Education Minister Chris Hipkins and Communications Minister Clare Curran say the government recognises digital literacy and the development of digital skills are crucially important to our modern lives and our economic future.

“We are committed to increasing the investment in digital learning in schools and also among the wider population through an emphasis on enabling lifelong learning,” Mr Hipkins says.

“We’ll do that through a range of measures including supporting the new digital Technologies and Hangarau Matihiko curriculum which starts in schools next year and through the fees-free initiative which will benefit tens of thousands of students next year and even more when it expands by 2024 to provide three years fees free.

“The Ministry of Education will also work with the Digital Skills forum to address the issues raised in the report.”

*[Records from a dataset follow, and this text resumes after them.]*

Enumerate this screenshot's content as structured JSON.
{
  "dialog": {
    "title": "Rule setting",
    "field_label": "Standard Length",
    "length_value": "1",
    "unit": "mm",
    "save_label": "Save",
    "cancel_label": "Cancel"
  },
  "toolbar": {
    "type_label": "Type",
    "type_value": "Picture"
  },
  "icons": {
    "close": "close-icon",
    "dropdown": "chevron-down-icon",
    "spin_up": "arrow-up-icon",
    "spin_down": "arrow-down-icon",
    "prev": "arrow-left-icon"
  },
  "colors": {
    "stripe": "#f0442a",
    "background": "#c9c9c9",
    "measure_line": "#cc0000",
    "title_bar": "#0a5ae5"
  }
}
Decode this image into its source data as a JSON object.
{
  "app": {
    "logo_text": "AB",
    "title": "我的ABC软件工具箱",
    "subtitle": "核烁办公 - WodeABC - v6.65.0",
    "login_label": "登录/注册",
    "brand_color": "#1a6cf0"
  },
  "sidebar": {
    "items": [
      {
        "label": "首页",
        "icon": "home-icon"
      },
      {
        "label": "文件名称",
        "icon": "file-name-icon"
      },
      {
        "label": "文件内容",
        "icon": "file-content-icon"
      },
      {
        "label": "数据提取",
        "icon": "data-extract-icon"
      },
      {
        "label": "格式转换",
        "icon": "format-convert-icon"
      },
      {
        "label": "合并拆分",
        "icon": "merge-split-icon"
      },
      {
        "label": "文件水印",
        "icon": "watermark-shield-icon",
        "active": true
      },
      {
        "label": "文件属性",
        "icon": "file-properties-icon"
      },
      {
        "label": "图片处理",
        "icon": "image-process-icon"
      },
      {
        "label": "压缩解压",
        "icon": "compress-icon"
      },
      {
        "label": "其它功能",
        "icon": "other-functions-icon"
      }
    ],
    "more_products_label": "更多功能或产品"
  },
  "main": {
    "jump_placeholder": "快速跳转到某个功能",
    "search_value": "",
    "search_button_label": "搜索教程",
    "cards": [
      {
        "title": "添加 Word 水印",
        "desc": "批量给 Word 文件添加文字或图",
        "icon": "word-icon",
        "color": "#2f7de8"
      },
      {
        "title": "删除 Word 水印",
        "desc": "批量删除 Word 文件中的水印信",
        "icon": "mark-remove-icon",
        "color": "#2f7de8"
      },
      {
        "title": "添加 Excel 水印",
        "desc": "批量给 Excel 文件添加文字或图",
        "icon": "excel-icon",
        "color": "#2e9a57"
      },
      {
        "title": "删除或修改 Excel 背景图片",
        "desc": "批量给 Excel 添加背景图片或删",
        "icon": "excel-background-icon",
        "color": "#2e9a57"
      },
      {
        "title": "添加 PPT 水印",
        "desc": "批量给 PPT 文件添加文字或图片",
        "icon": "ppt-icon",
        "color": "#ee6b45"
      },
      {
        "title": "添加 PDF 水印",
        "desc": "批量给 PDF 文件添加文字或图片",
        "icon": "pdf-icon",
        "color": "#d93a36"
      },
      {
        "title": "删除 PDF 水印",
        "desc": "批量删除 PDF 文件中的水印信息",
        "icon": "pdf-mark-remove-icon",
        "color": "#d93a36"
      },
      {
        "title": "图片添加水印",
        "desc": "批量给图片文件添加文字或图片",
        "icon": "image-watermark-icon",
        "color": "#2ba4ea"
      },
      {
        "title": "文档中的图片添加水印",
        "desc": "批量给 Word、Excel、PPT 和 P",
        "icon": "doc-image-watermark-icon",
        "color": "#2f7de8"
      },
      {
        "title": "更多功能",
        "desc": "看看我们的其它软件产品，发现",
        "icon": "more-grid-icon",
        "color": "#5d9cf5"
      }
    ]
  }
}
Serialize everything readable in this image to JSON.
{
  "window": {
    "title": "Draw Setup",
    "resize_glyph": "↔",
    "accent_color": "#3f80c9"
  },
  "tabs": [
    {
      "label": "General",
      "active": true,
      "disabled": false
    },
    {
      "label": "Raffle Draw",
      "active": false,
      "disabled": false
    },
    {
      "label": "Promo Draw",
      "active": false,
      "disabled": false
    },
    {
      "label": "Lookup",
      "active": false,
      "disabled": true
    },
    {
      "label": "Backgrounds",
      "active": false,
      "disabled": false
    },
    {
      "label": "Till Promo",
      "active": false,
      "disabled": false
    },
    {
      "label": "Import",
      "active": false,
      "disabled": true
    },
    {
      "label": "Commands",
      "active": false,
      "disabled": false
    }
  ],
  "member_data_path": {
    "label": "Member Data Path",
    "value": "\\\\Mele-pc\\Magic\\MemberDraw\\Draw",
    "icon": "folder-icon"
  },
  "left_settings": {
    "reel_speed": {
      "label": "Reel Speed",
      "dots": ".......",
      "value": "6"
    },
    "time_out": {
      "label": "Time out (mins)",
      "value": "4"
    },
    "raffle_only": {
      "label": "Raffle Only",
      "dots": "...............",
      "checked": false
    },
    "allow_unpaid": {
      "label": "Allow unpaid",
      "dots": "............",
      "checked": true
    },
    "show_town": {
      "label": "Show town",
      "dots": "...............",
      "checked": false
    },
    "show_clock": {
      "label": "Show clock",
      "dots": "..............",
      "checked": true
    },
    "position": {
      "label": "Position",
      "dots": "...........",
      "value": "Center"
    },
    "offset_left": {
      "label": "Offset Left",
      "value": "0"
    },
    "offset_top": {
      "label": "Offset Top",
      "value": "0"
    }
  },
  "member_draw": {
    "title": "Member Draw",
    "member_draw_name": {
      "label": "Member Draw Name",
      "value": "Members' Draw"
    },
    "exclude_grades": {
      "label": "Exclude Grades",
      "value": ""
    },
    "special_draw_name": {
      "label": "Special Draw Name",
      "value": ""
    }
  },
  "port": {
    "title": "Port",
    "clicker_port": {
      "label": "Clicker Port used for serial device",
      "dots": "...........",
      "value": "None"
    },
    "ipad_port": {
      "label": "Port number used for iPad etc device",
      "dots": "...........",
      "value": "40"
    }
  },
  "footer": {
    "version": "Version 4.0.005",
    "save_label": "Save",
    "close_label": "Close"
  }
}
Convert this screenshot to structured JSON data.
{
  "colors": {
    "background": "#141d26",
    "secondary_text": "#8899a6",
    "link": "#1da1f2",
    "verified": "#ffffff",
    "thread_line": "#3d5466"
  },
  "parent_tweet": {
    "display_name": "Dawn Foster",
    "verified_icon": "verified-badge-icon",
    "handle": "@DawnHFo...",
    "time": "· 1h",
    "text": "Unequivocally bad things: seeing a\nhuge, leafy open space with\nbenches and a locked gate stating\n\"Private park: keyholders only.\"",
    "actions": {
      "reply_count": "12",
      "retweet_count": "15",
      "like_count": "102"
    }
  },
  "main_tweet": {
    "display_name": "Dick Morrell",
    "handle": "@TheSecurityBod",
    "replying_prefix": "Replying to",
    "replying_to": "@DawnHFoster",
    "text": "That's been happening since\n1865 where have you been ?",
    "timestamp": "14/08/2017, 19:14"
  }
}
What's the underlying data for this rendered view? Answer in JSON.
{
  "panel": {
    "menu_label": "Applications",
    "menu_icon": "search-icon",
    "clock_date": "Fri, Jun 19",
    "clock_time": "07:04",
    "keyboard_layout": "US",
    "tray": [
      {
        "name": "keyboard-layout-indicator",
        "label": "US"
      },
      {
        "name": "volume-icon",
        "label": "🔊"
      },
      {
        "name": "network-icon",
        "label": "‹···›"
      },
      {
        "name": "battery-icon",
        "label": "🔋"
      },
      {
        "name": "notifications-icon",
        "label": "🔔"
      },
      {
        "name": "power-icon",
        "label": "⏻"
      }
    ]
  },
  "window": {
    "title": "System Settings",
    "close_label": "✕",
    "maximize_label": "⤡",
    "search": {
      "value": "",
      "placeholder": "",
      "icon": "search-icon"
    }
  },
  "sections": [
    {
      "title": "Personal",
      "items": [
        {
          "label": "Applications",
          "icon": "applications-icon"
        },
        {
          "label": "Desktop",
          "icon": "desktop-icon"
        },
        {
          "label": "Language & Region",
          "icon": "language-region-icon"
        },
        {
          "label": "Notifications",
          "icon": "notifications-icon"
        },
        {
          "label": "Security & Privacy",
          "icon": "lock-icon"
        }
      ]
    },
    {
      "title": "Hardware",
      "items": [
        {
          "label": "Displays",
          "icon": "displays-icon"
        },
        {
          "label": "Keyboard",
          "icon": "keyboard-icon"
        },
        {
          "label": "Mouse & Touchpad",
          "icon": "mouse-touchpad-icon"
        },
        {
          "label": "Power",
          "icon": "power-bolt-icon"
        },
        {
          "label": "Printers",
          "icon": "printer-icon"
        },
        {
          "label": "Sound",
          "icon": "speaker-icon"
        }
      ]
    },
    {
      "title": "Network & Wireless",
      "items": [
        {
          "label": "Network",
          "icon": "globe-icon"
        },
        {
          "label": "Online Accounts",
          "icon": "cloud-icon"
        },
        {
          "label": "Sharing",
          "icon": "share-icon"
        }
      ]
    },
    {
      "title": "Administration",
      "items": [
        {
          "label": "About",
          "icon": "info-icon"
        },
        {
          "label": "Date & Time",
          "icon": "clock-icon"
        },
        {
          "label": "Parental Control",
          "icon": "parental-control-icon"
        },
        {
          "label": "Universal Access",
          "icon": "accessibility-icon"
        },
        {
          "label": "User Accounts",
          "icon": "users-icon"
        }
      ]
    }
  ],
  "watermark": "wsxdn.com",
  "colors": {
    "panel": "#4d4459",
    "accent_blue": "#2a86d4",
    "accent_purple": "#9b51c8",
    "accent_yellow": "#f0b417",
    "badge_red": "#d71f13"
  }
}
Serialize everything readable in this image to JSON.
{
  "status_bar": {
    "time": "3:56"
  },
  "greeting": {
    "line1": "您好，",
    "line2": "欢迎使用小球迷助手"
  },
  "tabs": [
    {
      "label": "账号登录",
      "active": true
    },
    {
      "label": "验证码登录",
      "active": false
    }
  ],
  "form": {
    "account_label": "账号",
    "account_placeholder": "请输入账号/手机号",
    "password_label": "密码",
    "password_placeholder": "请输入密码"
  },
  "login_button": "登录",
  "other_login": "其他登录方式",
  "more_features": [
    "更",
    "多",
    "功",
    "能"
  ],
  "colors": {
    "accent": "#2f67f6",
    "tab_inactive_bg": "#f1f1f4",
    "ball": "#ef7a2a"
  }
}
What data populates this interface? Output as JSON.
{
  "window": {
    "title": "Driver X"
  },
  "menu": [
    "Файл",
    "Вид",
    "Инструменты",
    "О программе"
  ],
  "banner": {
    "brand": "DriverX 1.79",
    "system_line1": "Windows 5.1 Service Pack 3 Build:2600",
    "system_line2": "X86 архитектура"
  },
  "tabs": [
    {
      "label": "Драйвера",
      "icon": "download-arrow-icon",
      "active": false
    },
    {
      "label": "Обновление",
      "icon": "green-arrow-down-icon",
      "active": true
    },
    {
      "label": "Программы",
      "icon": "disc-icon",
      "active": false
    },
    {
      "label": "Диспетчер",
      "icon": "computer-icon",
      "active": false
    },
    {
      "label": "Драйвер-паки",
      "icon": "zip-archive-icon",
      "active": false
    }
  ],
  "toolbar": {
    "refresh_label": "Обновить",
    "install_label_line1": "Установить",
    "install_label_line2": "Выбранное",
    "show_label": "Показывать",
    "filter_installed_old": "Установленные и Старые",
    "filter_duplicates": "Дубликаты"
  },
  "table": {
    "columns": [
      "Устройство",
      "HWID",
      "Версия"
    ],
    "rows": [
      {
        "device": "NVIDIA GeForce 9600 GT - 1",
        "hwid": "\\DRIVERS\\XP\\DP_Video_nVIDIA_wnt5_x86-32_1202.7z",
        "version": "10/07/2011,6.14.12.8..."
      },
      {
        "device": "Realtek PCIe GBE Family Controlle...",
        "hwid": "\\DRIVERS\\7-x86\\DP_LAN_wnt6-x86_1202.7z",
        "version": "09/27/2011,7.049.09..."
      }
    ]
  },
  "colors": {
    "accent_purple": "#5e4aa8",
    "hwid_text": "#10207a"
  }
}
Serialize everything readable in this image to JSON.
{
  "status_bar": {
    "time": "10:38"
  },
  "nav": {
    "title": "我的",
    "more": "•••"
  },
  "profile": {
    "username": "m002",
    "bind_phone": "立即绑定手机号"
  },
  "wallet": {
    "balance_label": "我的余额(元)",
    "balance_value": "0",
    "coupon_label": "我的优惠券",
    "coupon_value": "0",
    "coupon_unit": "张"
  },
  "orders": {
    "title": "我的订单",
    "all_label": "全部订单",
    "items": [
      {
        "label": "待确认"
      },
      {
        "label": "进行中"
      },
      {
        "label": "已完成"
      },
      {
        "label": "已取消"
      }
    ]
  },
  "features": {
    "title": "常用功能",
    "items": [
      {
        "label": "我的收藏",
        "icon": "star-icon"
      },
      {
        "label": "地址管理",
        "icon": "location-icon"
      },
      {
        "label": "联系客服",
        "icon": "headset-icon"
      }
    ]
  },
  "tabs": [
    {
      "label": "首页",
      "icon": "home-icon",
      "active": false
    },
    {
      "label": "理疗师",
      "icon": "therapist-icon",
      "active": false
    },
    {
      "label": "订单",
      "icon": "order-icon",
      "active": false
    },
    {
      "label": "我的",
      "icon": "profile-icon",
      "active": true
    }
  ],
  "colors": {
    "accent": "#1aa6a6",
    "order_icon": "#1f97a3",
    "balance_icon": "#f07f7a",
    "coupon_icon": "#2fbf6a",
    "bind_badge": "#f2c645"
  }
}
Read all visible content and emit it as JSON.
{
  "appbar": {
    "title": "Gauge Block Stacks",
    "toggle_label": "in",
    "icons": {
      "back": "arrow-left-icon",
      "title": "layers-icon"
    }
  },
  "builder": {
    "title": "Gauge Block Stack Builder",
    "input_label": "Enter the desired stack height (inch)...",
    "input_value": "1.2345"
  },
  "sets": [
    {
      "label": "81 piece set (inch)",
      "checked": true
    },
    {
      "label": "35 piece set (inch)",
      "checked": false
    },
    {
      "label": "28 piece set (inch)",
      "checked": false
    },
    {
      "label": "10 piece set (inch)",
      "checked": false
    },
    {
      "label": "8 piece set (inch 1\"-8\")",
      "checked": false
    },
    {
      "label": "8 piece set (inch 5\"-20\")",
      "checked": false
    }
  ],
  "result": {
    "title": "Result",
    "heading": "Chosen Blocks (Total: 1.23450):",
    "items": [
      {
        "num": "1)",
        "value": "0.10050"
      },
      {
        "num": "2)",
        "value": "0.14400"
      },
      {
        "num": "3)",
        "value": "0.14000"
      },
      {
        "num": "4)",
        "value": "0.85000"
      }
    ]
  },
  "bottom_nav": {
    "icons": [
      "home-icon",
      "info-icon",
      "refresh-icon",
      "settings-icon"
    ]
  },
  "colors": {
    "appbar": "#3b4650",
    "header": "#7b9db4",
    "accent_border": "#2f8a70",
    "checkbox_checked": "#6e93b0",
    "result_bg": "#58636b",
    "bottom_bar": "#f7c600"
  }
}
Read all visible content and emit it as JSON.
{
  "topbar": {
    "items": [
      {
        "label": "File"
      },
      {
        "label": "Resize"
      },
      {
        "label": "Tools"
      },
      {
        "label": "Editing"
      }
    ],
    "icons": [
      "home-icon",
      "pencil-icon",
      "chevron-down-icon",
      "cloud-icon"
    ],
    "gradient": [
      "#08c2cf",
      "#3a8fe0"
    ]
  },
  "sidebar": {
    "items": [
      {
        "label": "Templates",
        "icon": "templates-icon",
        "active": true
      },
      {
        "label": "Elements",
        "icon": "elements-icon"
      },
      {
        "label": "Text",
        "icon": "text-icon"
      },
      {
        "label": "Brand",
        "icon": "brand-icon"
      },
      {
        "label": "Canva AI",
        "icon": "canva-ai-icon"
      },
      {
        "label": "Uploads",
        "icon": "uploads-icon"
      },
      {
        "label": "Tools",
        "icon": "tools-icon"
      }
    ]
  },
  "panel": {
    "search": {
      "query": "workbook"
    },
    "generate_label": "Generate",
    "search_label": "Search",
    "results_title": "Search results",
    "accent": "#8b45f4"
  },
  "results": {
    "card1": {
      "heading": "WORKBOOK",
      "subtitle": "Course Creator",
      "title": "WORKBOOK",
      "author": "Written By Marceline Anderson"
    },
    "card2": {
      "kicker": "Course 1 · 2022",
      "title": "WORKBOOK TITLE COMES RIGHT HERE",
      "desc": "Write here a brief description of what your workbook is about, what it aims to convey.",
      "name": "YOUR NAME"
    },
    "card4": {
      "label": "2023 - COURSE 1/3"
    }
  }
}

Ms Curran says much of what’s in the report aligns with the new Government’s priorities and is very useful in quantifying the size of the skills shortage.

“We need to know as much as we can about the size, scale and nature of the digital skills shortage in the digital technology sector, and across New Zealand. This report takes a long term look at digital skills needs and highlights the gap between limited supply and increased demand for digital skills,” Ms Curran says.

“The tech sector is New Zealand’s fastest growing industry and makes a significant contribution to our economy. We want to close the digital divides by 2020, and make ICT the second largest contributor to GDP by 2025.

We have to grow and support local talent and at the same time grab the best talent worldwide to fill any gaps. If we do, we will have the opportunity to make New Zealand a worldwide technology capital.”

“The report provides useful information for the new Digital Economy and Digital Inclusion Advisory Group I announced last week. The findings and recommendations from this research will be used to help government identify areas of future focus and potential investment,” Ms Curran says.

The report, ‘DIGITAL SKILLS – For a Digital Nation’, concludes New Zealand has a shortage of digitally skilled talent and that women, Māori and Pasifika are underrepresented in computer sciences or information technology courses.

“I’d like to thank the Digital Skills Forum for producing this report and I know government agencies on the forum look forward to continuing to work with industry to address the issues raised in it,” Mr Hipkins says.